Woods led the team in designing the modular projectile, which, according to Labello, was no easy feat due to the specifications required.

“The projectile has multiple components and is made of multiple materials,” he said. “It had to accommodate a stand-alone electronics package, an antenna with a detachable radome made out of a material that had not been used in G-Range before, and multiple integrated sensors – all in such a way that it can withstand the extreme pressures of the light gas in the barrel and G-forces upon acceleration and still function and fly. Suffice to say that if David’s design doesn’t work, the telemetry won’t work.”

During the developmental phase of the telemetry system, the three engineers partnered with the Army Research Lab (ARL).

“ARL specializes in small, high G-force, telemetry applications and played an integral role in our telemetry effort,” Encalada said. “ARL led the design for the transmitting antenna and the telemetry electronics we currently are using.”

He added ARL assisted in the process of properly integrating the electronics and mechanical bodies.

“The AEDC electronics collects instrumentation data and passes the digital data on to the telemetry electronics and transmitting antenna,” Encalada explained. “The projectile body was designed to enclose all of the electronics and the instruments used.”

To get an even better understanding and to see the telemetry package in action, Encalada took a trip to Aberdeen Proving Grounds. APG, which is located in Aberdeen, Maryland, conducts various kinds of military equipment development and tests which include weapons, ammunitions, artillery and vehicles.

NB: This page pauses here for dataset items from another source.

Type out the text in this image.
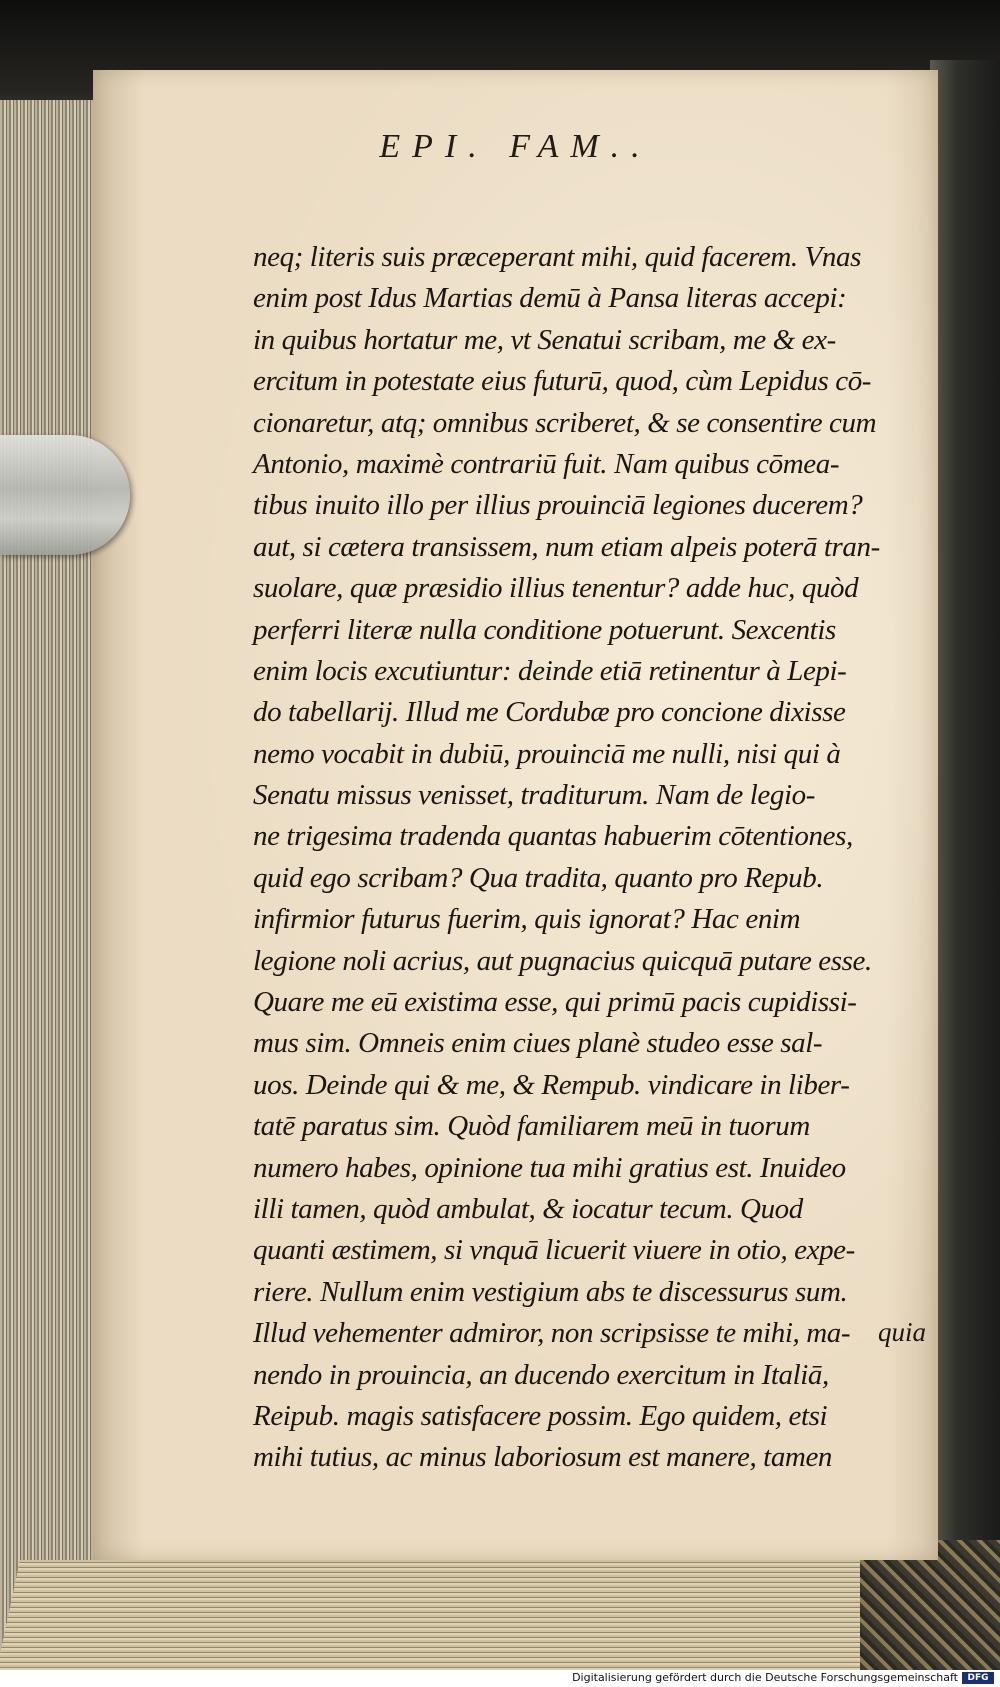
EPI. FAM..
neq; literis suis præceperant mihi, quid facerem. Vnas
enim post Idus Martias demū à Pansa literas accepi:
in quibus hortatur me, vt Senatui scribam, me & ex-
ercitum in potestate eius futurū, quod, cùm Lepidus cō-
cionaretur, atq; omnibus scriberet, & se consentire cum
Antonio, maximè contrariū fuit. Nam quibus cōmea-
tibus inuito illo per illius prouinciā legiones ducerem?
aut, si cætera transissem, num etiam alpeis poterā tran-
suolare, quæ præsidio illius tenentur? adde huc, quòd
perferri literæ nulla conditione potuerunt. Sexcentis
enim locis excutiuntur: deinde etiā retinentur à Lepi-
do tabellarij. Illud me Cordubæ pro concione dixisse
nemo vocabit in dubiū, prouinciā me nulli, nisi qui à
Senatu missus venisset, traditurum. Nam de legio-
ne trigesima tradenda quantas habuerim cōtentiones,
quid ego scribam? Qua tradita, quanto pro Repub.
infirmior futurus fuerim, quis ignorat? Hac enim
legione noli acrius, aut pugnacius quicquā putare esse.
Quare me eū existima esse, qui primū pacis cupidissi-
mus sim. Omneis enim ciues planè studeo esse sal-
uos. Deinde qui & me, & Rempub. vindicare in liber-
tatē paratus sim. Quòd familiarem meū in tuorum
numero habes, opinione tua mihi gratius est. Inuideo
illi tamen, quòd ambulat, & iocatur tecum. Quod
quanti æstimem, si vnquā licuerit viuere in otio, expe-
riere. Nullum enim vestigium abs te discessurus sum.
Illud vehementer admiror, non scripsisse te mihi, ma-
nendo in prouincia, an ducendo exercitum in Italiā,
Reipub. magis satisfacere possim. Ego quidem, etsi
mihi tutius, ac minus laboriosum est manere, tamen
quia
Digitalisierung gefördert durch die Deutsche Forschungsgemeinschaft	DFG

“This is where the branch of ARL we worked with is located,” he said. “During my visit to APG, I witnessed the integration of AEDC electronics with ARL telemetry electronics, the process of potting the overall electronics into the electronics housing unit, and the survivability test of the electronics in a high G-force environment.”

While here, Encalada said he saw how vital potting the electronics inside the mechanical housing is in the electronics surviving the high G-force environments.

“Without proper potting, the electronics or crucial connection points would be damaged or crushed under its own weight when experiencing high G-forces,” he said. “G-forces would render the electronics/telemetry useless.”

After potting was completed at APG, the team traveled to the Adelphi Laboratory Center in Maryland.

“The ALC has an air gun facility which operates similar to G-Range, except on a much smaller scale and shorter time periods,” Enalada said. “Using the air gun, we were able to determine that the electronics can survive up to 23,000 Gs.”

Testing of the telemetry package in Range G at Arnold is anticipated to take place sometime next year.

“We hope that the end result will be that AEDC test customers will receive critical data about boundary layer transition during hypersonic flight and hypervelocity impacts that were previously unable to be measured,” Encalada said.